Присаживаюсь на топчан. Первый день результата не принёс. Меф ни на секунду не расслабился, ни разу не выпустил меня из поля зрения. Он позволял себе отвернуться лишь тогда, когда стоял у очага, слишком далеко, чтобы я смог достать его одним прыжком. Да, Меф – настоящий профессионал. Ничего, время ещё есть.
Утром он неожиданно появляется вместе с монахами, которые приносят мне завтрак. Оценивающе посмотрев на столик, он вдруг предлагает:
– Как ты смотришь на чашку хорошего кофе?
– Разве здесь это возможно?
– Здесь, – он делает ударение на этом слове, – всё возможно. Прошу.
Он направляется к стене и жестом приглашает меня следовать за собой. Без опаски вслед за Мефом прохожу через стену золотистого свечения и останавливаюсь в изумлении. Это довольно просторная комната в одном из верхних этажей замка (а я полагал, что моя темница – в подземелье). Через стрельчатое окно видны поле, река и далёкий лес. У окна – рабочий стол, вращающееся кресло. Рядом кресло для отдыха, диван. А по другую сторону… компьютер! Именно компьютер. Пусть иной, чем у нас, конфигурации, но я же не Микеле Альбимонте, чтобы с первого взгляда не разобраться что к чему.
Справа от входа, кстати, каменная стена за моей спиной уже восстановилась, я вижу небольшой кухонный комбайн, бар с холодильником и ещё кое-что знакомое. Приглядевшись, понимаю, что передо мной Синтезатор. Как бы его конструктивно не исполнили, от панели управления и сенсорного датчика никуда не денешься. Меф видит моё удивление и поясняет:
– Да, это – компьютер и Синтезатор. Не понимаю, чему ты удивляешься? Как же мне здесь жить и работать?

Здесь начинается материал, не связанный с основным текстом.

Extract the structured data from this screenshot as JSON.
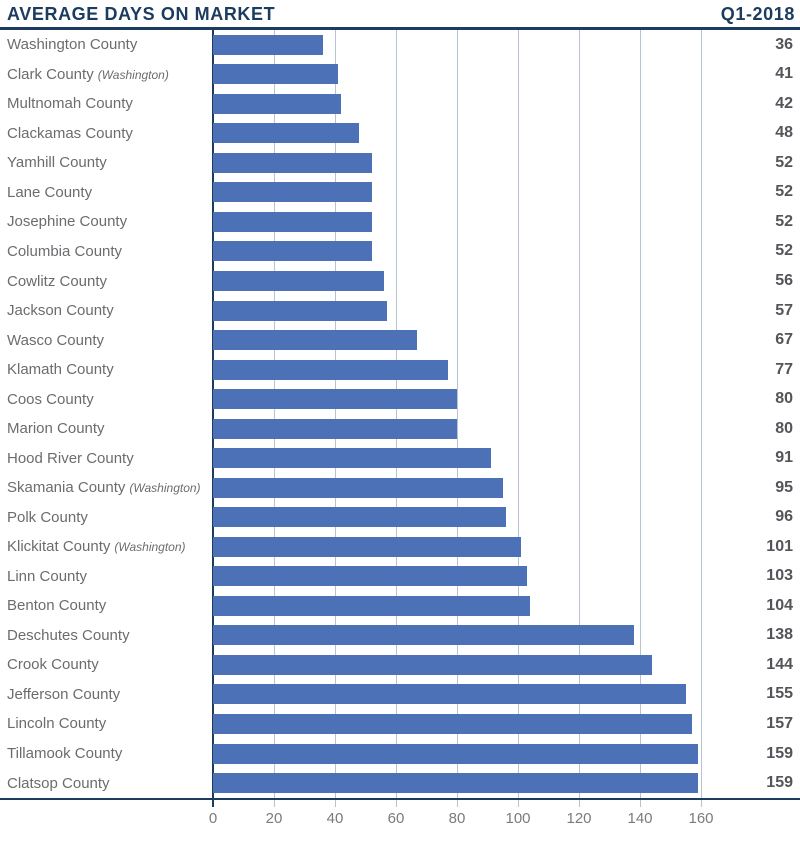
{
  "header": {
    "title": "AVERAGE DAYS ON MARKET",
    "period": "Q1-2018"
  },
  "chart_data": {
    "type": "bar",
    "orientation": "horizontal",
    "title": "AVERAGE DAYS ON MARKET",
    "subtitle": "Q1-2018",
    "categories": [
      "Washington County",
      "Clark County",
      "Multnomah County",
      "Clackamas County",
      "Yamhill County",
      "Lane County",
      "Josephine County",
      "Columbia County",
      "Cowlitz County",
      "Jackson County",
      "Wasco County",
      "Klamath County",
      "Coos County",
      "Marion County",
      "Hood River County",
      "Skamania County",
      "Polk County",
      "Klickitat County",
      "Linn County",
      "Benton County",
      "Deschutes County",
      "Crook County",
      "Jefferson County",
      "Lincoln County",
      "Tillamook County",
      "Clatsop County"
    ],
    "notes": [
      "",
      "(Washington)",
      "",
      "",
      "",
      "",
      "",
      "",
      "",
      "",
      "",
      "",
      "",
      "",
      "",
      "(Washington)",
      "",
      "(Washington)",
      "",
      "",
      "",
      "",
      "",
      "",
      "",
      ""
    ],
    "values": [
      36,
      41,
      42,
      48,
      52,
      52,
      52,
      52,
      56,
      57,
      67,
      77,
      80,
      80,
      91,
      95,
      96,
      101,
      103,
      104,
      138,
      144,
      155,
      157,
      159,
      159
    ],
    "xlabel": "",
    "ylabel": "",
    "xlim": [
      0,
      160
    ],
    "x_ticks": [
      0,
      20,
      40,
      60,
      80,
      100,
      120,
      140,
      160
    ],
    "grid": "vertical-gridlines-on",
    "legend": "none",
    "value_labels": "right-aligned-at-row-end",
    "colors": {
      "bar": "#4d71b7",
      "axis_line": "#1b3c5e",
      "gridline": "#b7c3d1",
      "category_label": "#6b6c6f",
      "value_label": "#54555a",
      "tick_label": "#7a7b7e"
    }
  }
}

– А откуда ты берешь энергию?
– Видишь ли, дело в том, что мы с тобой уже не в Лотарингии, но ещё и не в моём Мире. Это что-то вроде промежуточной зоны или шлюзовой камеры между двумя Мирами. Вот здесь, – он подходит к окну, – у меня солнечные батареи. А когда нужна большая мощность, я включаюсь в энергосистему своего Мира по этой линии, – он показывает на уходящий под пол кабель, – Правда, работать можно ограниченное время, так как нагрузка на энергосистему получается слишком большая. Может возникнуть аварийная ситуация. Но я же обещал кофе, а сам угощаю тебя болтовнёй. Извини.
Он подходит к бару, достаёт пакет с кофе, кофемолку и начинает хлопотать у кухонного комбайна. При этом он совершенно не обращает на меня внимания. Всё во мне подбирается, вот он – долгожданный момент! Еще секунда, и Меф будет в моих руках. Но тут у меня будто шаровая молния в мозгу взрывается. «Мы уже не в Лотарингии. Это – промежуточная зона или шлюзовая камера…» Стоп! Страшным усилием воли буквально хватаю сам себя и торможу уже начавшийся боевой бросок на Мефа. Заставляю себя расслабиться. Отсюда я не выберусь. Еще мгновение, и я бы разоблачил себя. Меня прошибает холодный пот, в коленях появляется предательская слабость. Чтобы скрыть своё состояние, подхожу к окну, присаживаюсь в кресло и закрываю глаза. Интересно, заметил ли Меф что-нибудь? Хотя, выдержка у него, дай Время. Мне ещё учиться и учиться.
А Меф, поставив кофейник на конфорку, оборачивается ко мне и говорит:
– Последи, пожалуйста; как только пена поднимется, сними. А я пойду, переоденусь в своё. Ты не представляешь, как мне эта сутана надоела. Завидую вам: несколько дней и пошли домой. А поживите в средневековье несколько месяцев. Вся эта экзотика вам так осточертеет, что не будете знать, куда бежать от неё.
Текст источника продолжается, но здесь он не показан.